I have the mysql database stored in /home/mysql instead of /var/lib/mysql. The directory used to be owned by mysql. However, when I run the command docker-compose up with this yml file:

version: '3'
services:
  mariadb:
    image: mariadb
    restart: always
    volumes:
     - /home/mysql:/var/lib/mysql
  elasticsearch:
    image: docker.elastic.co/elasticsearch/elasticsearch:5.6.4
    environment:
      - "ES_JAVA_OPTS=-Xms750m -Xmx750m"
      - bootstrap.memory_lock=false
  site:
    build: .
    volumes:
      - "./app:/app"
    links:
      - mariadb:mysql
    environment:
      - DOCKER_IP=172.19.0.2
    depends_on: ['elasticsearch','mariadb']
    ports:
      - "3000:3000"

The docker container is able to run, but the entire folder and files in /home/mysql are owned by systemd-journal-remote, which causes the node server fails to connect to mariadb. I have to stop the docker instance, restore the mysql folder ownership and delete ib_logfile0 and ib_logfile1.

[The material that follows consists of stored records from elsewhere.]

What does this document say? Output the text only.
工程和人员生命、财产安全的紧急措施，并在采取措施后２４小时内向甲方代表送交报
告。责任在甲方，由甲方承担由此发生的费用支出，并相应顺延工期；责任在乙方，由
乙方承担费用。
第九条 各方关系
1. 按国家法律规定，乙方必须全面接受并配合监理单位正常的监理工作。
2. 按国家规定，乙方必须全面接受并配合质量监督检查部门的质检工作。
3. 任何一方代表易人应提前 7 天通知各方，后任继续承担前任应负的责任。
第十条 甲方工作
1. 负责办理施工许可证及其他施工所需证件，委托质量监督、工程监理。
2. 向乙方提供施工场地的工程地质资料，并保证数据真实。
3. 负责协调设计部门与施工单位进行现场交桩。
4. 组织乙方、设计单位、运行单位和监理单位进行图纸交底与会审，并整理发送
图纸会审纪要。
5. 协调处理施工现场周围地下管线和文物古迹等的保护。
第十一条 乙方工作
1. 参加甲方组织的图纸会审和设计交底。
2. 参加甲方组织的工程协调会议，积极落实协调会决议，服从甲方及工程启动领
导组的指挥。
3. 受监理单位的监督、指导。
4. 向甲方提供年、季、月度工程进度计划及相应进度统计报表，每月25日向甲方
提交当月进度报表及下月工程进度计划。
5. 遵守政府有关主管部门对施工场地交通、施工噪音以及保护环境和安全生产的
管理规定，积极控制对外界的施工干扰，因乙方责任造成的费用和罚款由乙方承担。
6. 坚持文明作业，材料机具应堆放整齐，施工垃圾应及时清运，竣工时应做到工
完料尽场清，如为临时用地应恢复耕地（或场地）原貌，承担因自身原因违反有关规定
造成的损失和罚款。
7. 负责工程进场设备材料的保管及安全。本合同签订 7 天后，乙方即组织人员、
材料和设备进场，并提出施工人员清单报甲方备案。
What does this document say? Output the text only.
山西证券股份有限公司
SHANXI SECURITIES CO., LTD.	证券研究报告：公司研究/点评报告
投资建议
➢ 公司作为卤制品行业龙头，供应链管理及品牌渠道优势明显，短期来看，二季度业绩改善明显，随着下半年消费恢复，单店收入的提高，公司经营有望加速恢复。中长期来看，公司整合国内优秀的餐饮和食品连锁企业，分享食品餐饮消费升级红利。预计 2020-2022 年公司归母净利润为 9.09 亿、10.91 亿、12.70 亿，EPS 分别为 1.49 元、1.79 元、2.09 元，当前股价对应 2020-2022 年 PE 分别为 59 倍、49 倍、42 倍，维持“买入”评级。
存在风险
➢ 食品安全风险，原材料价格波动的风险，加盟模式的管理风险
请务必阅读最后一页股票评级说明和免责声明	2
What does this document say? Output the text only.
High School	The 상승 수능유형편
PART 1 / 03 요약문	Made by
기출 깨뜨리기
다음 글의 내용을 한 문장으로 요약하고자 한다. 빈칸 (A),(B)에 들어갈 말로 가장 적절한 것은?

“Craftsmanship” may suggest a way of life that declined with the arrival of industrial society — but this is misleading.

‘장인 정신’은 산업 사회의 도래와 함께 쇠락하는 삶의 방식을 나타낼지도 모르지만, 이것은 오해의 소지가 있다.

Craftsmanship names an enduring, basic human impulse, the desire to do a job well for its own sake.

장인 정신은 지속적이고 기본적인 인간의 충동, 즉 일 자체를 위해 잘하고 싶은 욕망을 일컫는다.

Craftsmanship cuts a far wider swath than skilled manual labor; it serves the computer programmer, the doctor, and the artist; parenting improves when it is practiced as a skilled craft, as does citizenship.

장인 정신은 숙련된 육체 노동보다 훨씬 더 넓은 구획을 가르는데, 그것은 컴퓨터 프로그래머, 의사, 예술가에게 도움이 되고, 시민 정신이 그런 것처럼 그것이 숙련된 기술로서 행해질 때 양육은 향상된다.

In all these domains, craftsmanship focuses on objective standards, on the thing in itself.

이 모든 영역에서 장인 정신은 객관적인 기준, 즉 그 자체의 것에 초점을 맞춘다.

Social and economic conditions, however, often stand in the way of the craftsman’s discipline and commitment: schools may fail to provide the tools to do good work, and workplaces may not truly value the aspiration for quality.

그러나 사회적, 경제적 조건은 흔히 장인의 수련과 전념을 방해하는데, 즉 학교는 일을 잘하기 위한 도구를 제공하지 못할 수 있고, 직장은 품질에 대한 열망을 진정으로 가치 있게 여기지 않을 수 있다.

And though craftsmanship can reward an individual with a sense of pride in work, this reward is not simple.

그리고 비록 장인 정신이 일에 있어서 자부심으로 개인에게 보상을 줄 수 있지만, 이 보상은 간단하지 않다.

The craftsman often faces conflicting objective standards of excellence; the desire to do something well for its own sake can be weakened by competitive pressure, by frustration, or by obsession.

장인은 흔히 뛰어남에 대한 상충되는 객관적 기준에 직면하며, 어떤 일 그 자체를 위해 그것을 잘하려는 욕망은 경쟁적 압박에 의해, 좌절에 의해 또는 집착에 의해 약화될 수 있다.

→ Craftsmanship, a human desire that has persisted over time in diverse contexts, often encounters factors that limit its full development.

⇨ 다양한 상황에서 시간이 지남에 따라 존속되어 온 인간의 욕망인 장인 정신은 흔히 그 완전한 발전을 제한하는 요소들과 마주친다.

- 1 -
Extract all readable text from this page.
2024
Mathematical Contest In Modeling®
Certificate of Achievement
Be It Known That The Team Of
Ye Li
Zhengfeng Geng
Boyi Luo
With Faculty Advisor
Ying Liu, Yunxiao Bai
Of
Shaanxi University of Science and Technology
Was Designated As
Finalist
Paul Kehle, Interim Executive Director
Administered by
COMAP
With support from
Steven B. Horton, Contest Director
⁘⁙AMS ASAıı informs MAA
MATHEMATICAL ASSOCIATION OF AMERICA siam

Why does mounting /home/mysql cause such a fatal problem?

Update:

My solution is to add user: "mysql":

version: '3'
services:
  mariadb:
    image: mariadb
    restart: always
    volumes:
     - /home/mysql:/var/lib/mysql
    user: "mysql"
  elasticsearch:
    image: docker.elastic.co/elasticsearch/elasticsearch:5.6.4
    environment:
      - "ES_JAVA_OPTS=-Xms750m -Xmx750m"
      - bootstrap.memory_lock=false
  site:
    build: .
    volumes:
      - "./app:/app"
    links:
      - mariadb:mysql
    environment:
      - DOCKER_IP=172.19.0.2
    depends_on: ['elasticsearch','mariadb']
    ports:
      - "3000:3000"

回答1:

You should start Docker's container with --user parameter. If you do this and set the same uid:gid as owner of the MySQL storage you will no have problems with permissions. You have to check how exactly to do this in Docker Compose because I show you example for normal command line execution



回答2:

Most likely, uid of your user systemd-journal-remote is the same as uid of user mysqld in container. Check with ls -n. To avoid confusion, either use common uids, perhaps test as root:root with chmod o+rwx.